Once the supplies arrive in South Sudan - the ASAH girls are responsible for delivering them in three villages - sometimes walking up to two hours on flooded roads to get there. These girls are demonstrating their leadership and giving back to their communities.
UNABLE TO ATTEND? Your FINANCIAL CONTRIBUTIONS will help us ship the supplies to South Sudan. You can donate online securely or mail a check to ASAH ~ 300 NP Ave N #308 ~ Fargo ND 58102; or call Deb at 701-478-7800 with a credit card number.
If you sew or are a member of a sewing circle, homemade sanitary pads make a great project. The link has a great deal of information about types of pads but you may find others as well.

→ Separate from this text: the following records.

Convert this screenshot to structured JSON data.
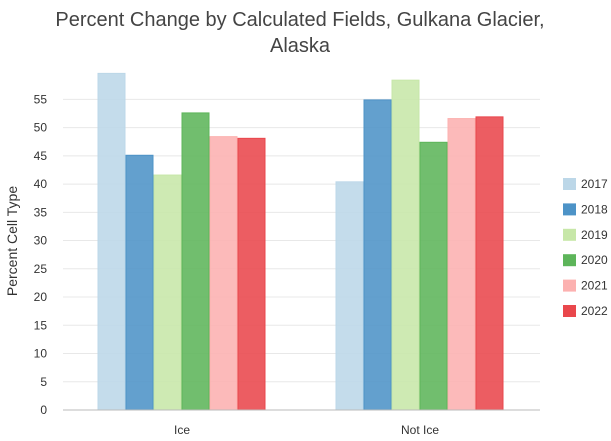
{
  "chart_data": {
    "type": "bar",
    "title_lines": [
      "Percent Change by Calculated Fields, Gulkana Glacier,",
      "Alaska"
    ],
    "xlabel": "",
    "ylabel": "Percent Cell Type",
    "categories": [
      "Ice",
      "Not Ice"
    ],
    "ylim": [
      0,
      60
    ],
    "yticks": [
      0,
      5,
      10,
      15,
      20,
      25,
      30,
      35,
      40,
      45,
      50,
      55
    ],
    "grid": true,
    "legend_position": "right",
    "series": [
      {
        "name": "2017",
        "color": "#bcd7e8",
        "values": [
          59.6,
          40.4
        ]
      },
      {
        "name": "2018",
        "color": "#4d93c7",
        "values": [
          45.1,
          54.9
        ]
      },
      {
        "name": "2019",
        "color": "#c7e7a8",
        "values": [
          41.6,
          58.4
        ]
      },
      {
        "name": "2020",
        "color": "#5db55a",
        "values": [
          52.6,
          47.4
        ]
      },
      {
        "name": "2021",
        "color": "#fcb1b0",
        "values": [
          48.4,
          51.6
        ]
      },
      {
        "name": "2022",
        "color": "#e9474c",
        "values": [
          48.1,
          51.9
        ]
      }
    ]
  }
}
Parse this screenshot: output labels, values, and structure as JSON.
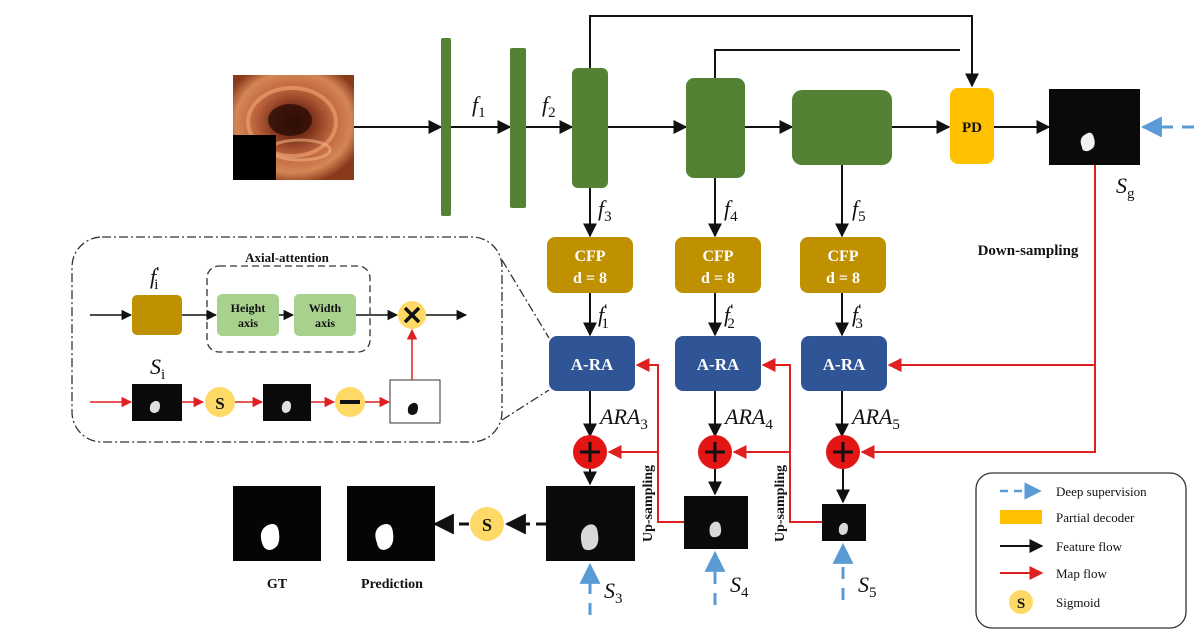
{
  "features": {
    "f1": {
      "base": "f",
      "sub": "1"
    },
    "f2": {
      "base": "f",
      "sub": "2"
    },
    "f3": {
      "base": "f",
      "sub": "3"
    },
    "f4": {
      "base": "f",
      "sub": "4"
    },
    "f5": {
      "base": "f",
      "sub": "5"
    },
    "f1p": {
      "base": "f",
      "prime": "′",
      "sub": "1"
    },
    "f2p": {
      "base": "f",
      "prime": "′",
      "sub": "2"
    },
    "f3p": {
      "base": "f",
      "prime": "′",
      "sub": "3"
    },
    "fip": {
      "base": "f",
      "prime": "′",
      "sub": "i"
    }
  },
  "blocks": {
    "pd": "PD",
    "cfp_line1": "CFP",
    "cfp_line2": "d = 8",
    "ara": "A-RA"
  },
  "outputs": {
    "ara3": {
      "base": "ARA",
      "sub": "3"
    },
    "ara4": {
      "base": "ARA",
      "sub": "4"
    },
    "ara5": {
      "base": "ARA",
      "sub": "5"
    },
    "sg": {
      "base": "S",
      "sub": "g"
    },
    "s3": {
      "base": "S",
      "sub": "3"
    },
    "s4": {
      "base": "S",
      "sub": "4"
    },
    "s5": {
      "base": "S",
      "sub": "5"
    },
    "si": {
      "base": "S",
      "sub": "i"
    }
  },
  "labels": {
    "down_sampling": "Down-sampling",
    "up_sampling": "Up-sampling",
    "gt": "GT",
    "prediction": "Prediction",
    "sigmoid_symbol": "S"
  },
  "axial_attention": {
    "title": "Axial-attention",
    "height_line1": "Height",
    "height_line2": "axis",
    "width_line1": "Width",
    "width_line2": "axis"
  },
  "legend": {
    "items": [
      {
        "icon": "dashed-arrow",
        "label": "Deep supervision"
      },
      {
        "icon": "yellow-rect",
        "label": "Partial decoder"
      },
      {
        "icon": "black-arrow",
        "label": "Feature flow"
      },
      {
        "icon": "red-arrow",
        "label": "Map flow"
      },
      {
        "icon": "sigmoid-circle",
        "label": "Sigmoid"
      }
    ]
  },
  "colors": {
    "encoder_green": "#548235",
    "cfp_gold": "#BF9000",
    "ara_blue": "#2F5597",
    "pd_yellow": "#FFC000",
    "map_red": "#E02020",
    "plus_red": "#E31515",
    "sigmoid_yellow": "#FFD966",
    "axis_green": "#A9D18E",
    "deep_sup_blue": "#5B9BD5"
  }
}
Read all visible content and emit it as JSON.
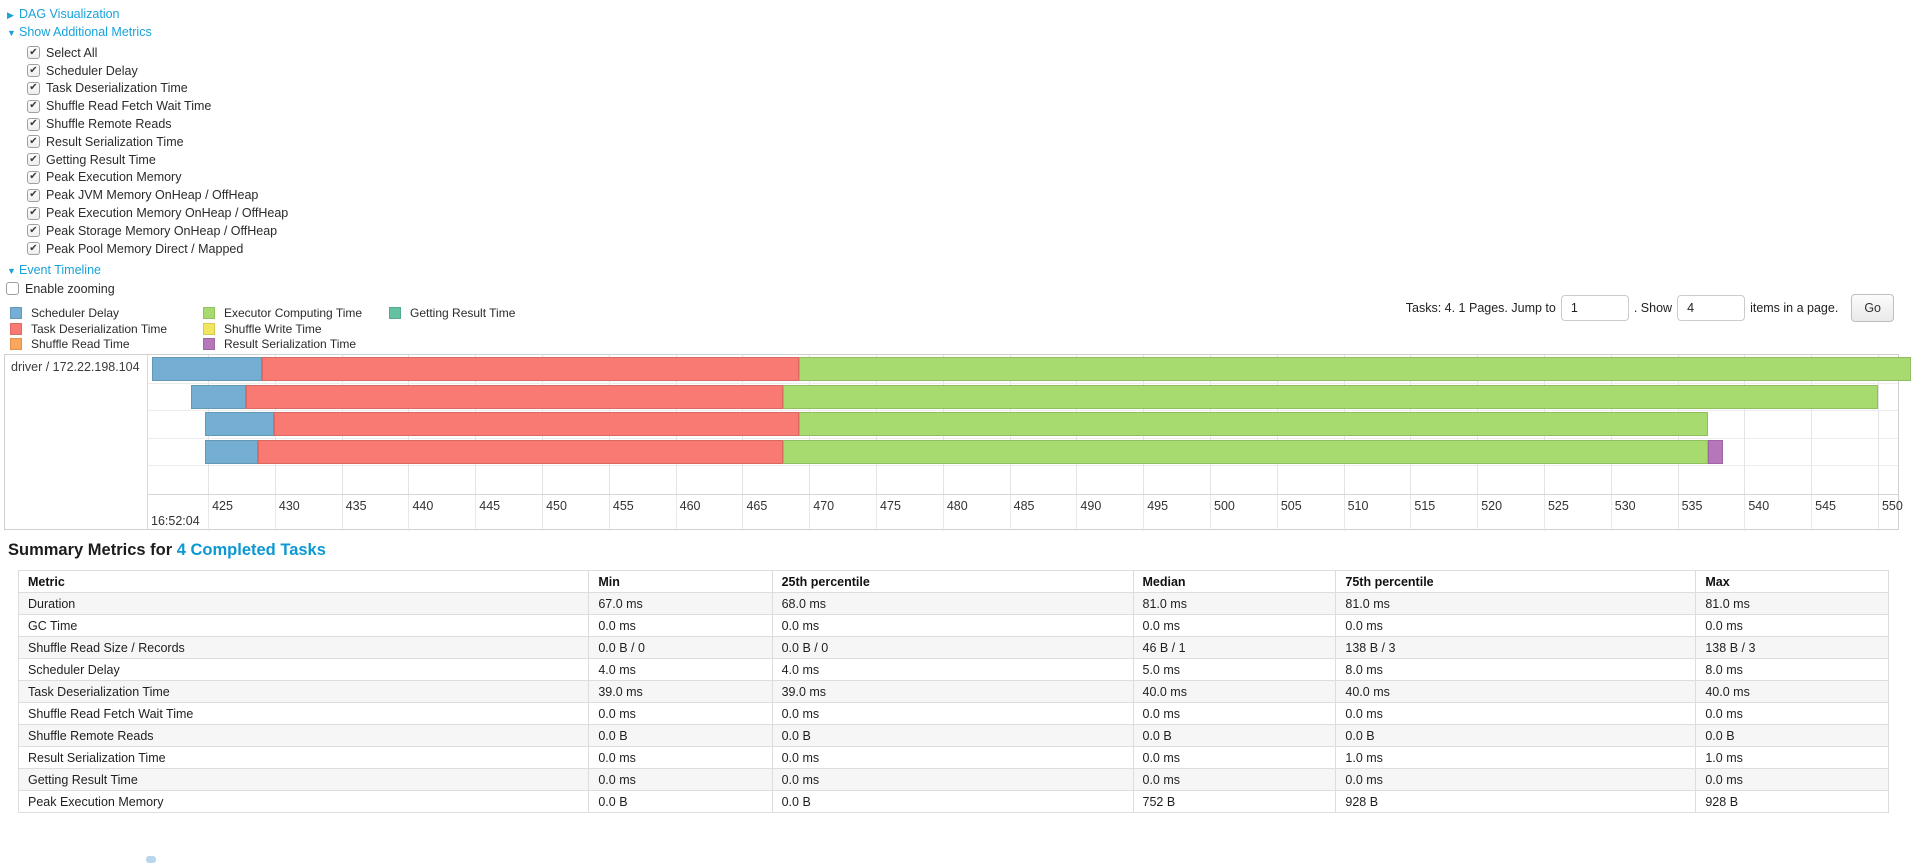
{
  "controls": {
    "dag": {
      "label": "DAG Visualization"
    },
    "additional_metrics": {
      "label": "Show Additional Metrics"
    },
    "metric_checkboxes": [
      {
        "label": "Select All",
        "checked": true
      },
      {
        "label": "Scheduler Delay",
        "checked": true
      },
      {
        "label": "Task Deserialization Time",
        "checked": true
      },
      {
        "label": "Shuffle Read Fetch Wait Time",
        "checked": true
      },
      {
        "label": "Shuffle Remote Reads",
        "checked": true
      },
      {
        "label": "Result Serialization Time",
        "checked": true
      },
      {
        "label": "Getting Result Time",
        "checked": true
      },
      {
        "label": "Peak Execution Memory",
        "checked": true
      },
      {
        "label": "Peak JVM Memory OnHeap / OffHeap",
        "checked": true
      },
      {
        "label": "Peak Execution Memory OnHeap / OffHeap",
        "checked": true
      },
      {
        "label": "Peak Storage Memory OnHeap / OffHeap",
        "checked": true
      },
      {
        "label": "Peak Pool Memory Direct / Mapped",
        "checked": true
      }
    ],
    "event_timeline": {
      "label": "Event Timeline"
    },
    "enable_zooming": {
      "label": "Enable zooming",
      "checked": false
    }
  },
  "legend": {
    "columns": [
      [
        {
          "label": "Scheduler Delay",
          "color": "#74AFD3"
        },
        {
          "label": "Task Deserialization Time",
          "color": "#F87A72"
        },
        {
          "label": "Shuffle Read Time",
          "color": "#FBA65C"
        }
      ],
      [
        {
          "label": "Executor Computing Time",
          "color": "#A7DB70"
        },
        {
          "label": "Shuffle Write Time",
          "color": "#F3E65F"
        },
        {
          "label": "Result Serialization Time",
          "color": "#B577B9"
        }
      ],
      [
        {
          "label": "Getting Result Time",
          "color": "#64C2A3"
        }
      ]
    ]
  },
  "pagination": {
    "prefix": "Tasks: 4. 1 Pages. Jump to",
    "jump_value": "1",
    "mid": ". Show",
    "show_value": "4",
    "suffix": "items in a page.",
    "go": "Go"
  },
  "chart_data": {
    "type": "timeline",
    "executor_label": "driver / 172.22.198.104",
    "axis": {
      "min": 420.5,
      "max": 551.5,
      "ticks": [
        425,
        430,
        435,
        440,
        445,
        450,
        455,
        460,
        465,
        470,
        475,
        480,
        485,
        490,
        495,
        500,
        505,
        510,
        515,
        520,
        525,
        530,
        535,
        540,
        545,
        550
      ],
      "major_label": "16:52:04"
    },
    "segment_colors": {
      "scheduler_delay": "#74AFD3",
      "task_deserialization": "#F87A72",
      "shuffle_read": "#FBA65C",
      "executor_computing": "#A7DB70",
      "shuffle_write": "#F3E65F",
      "result_serialization": "#B577B9",
      "getting_result": "#64C2A3"
    },
    "tasks": [
      {
        "segments": [
          {
            "type": "scheduler_delay",
            "start": 420.8,
            "end": 429.0
          },
          {
            "type": "task_deserialization",
            "start": 429.0,
            "end": 469.2
          },
          {
            "type": "executor_computing",
            "start": 469.2,
            "end": 552.5
          }
        ]
      },
      {
        "segments": [
          {
            "type": "scheduler_delay",
            "start": 423.7,
            "end": 427.8
          },
          {
            "type": "task_deserialization",
            "start": 427.8,
            "end": 468.0
          },
          {
            "type": "executor_computing",
            "start": 468.0,
            "end": 550.0
          }
        ]
      },
      {
        "segments": [
          {
            "type": "scheduler_delay",
            "start": 424.8,
            "end": 429.9
          },
          {
            "type": "task_deserialization",
            "start": 429.9,
            "end": 469.2
          },
          {
            "type": "executor_computing",
            "start": 469.2,
            "end": 537.3
          }
        ]
      },
      {
        "segments": [
          {
            "type": "scheduler_delay",
            "start": 424.8,
            "end": 428.7
          },
          {
            "type": "task_deserialization",
            "start": 428.7,
            "end": 468.0
          },
          {
            "type": "executor_computing",
            "start": 468.0,
            "end": 537.3
          },
          {
            "type": "result_serialization",
            "start": 537.3,
            "end": 538.4
          }
        ]
      }
    ]
  },
  "summary_metrics": {
    "title_prefix": "Summary Metrics for ",
    "title_link": "4 Completed Tasks",
    "headers": [
      "Metric",
      "Min",
      "25th percentile",
      "Median",
      "75th percentile",
      "Max"
    ],
    "rows": [
      [
        "Duration",
        "67.0 ms",
        "68.0 ms",
        "81.0 ms",
        "81.0 ms",
        "81.0 ms"
      ],
      [
        "GC Time",
        "0.0 ms",
        "0.0 ms",
        "0.0 ms",
        "0.0 ms",
        "0.0 ms"
      ],
      [
        "Shuffle Read Size / Records",
        "0.0 B / 0",
        "0.0 B / 0",
        "46 B / 1",
        "138 B / 3",
        "138 B / 3"
      ],
      [
        "Scheduler Delay",
        "4.0 ms",
        "4.0 ms",
        "5.0 ms",
        "8.0 ms",
        "8.0 ms"
      ],
      [
        "Task Deserialization Time",
        "39.0 ms",
        "39.0 ms",
        "40.0 ms",
        "40.0 ms",
        "40.0 ms"
      ],
      [
        "Shuffle Read Fetch Wait Time",
        "0.0 ms",
        "0.0 ms",
        "0.0 ms",
        "0.0 ms",
        "0.0 ms"
      ],
      [
        "Shuffle Remote Reads",
        "0.0 B",
        "0.0 B",
        "0.0 B",
        "0.0 B",
        "0.0 B"
      ],
      [
        "Result Serialization Time",
        "0.0 ms",
        "0.0 ms",
        "0.0 ms",
        "1.0 ms",
        "1.0 ms"
      ],
      [
        "Getting Result Time",
        "0.0 ms",
        "0.0 ms",
        "0.0 ms",
        "0.0 ms",
        "0.0 ms"
      ],
      [
        "Peak Execution Memory",
        "0.0 B",
        "0.0 B",
        "752 B",
        "928 B",
        "928 B"
      ]
    ]
  }
}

ASAH would like to recommend that some groups or individuals looks at the patterns for belted sanitary pads. No one has made these for us yet, and they would be very useful for girls or women who do not have underpants. This is a common situation. ASAH has gratefully received donations of these supplies and delivered them to Duk with the help of our matron, and our older ASAH girls who educate their peers on their use.
Kids in Kenya
When the ASAH school was still a dream, we learned that many orphans at Kakuma Refugee camp in Kenya, where refugees fled during the war, had no family to return to after the war ended. ASAH sponsors nine Sudanese orphans originally from Duk Payuel in boarding schools in Nakuru, Kenya. This includes 100 % of their cost of living - uniforms, medical care, books, clothing, transportation and a place to live during term breaks. Our first student is now attending college. $200 a month supports one student in this program.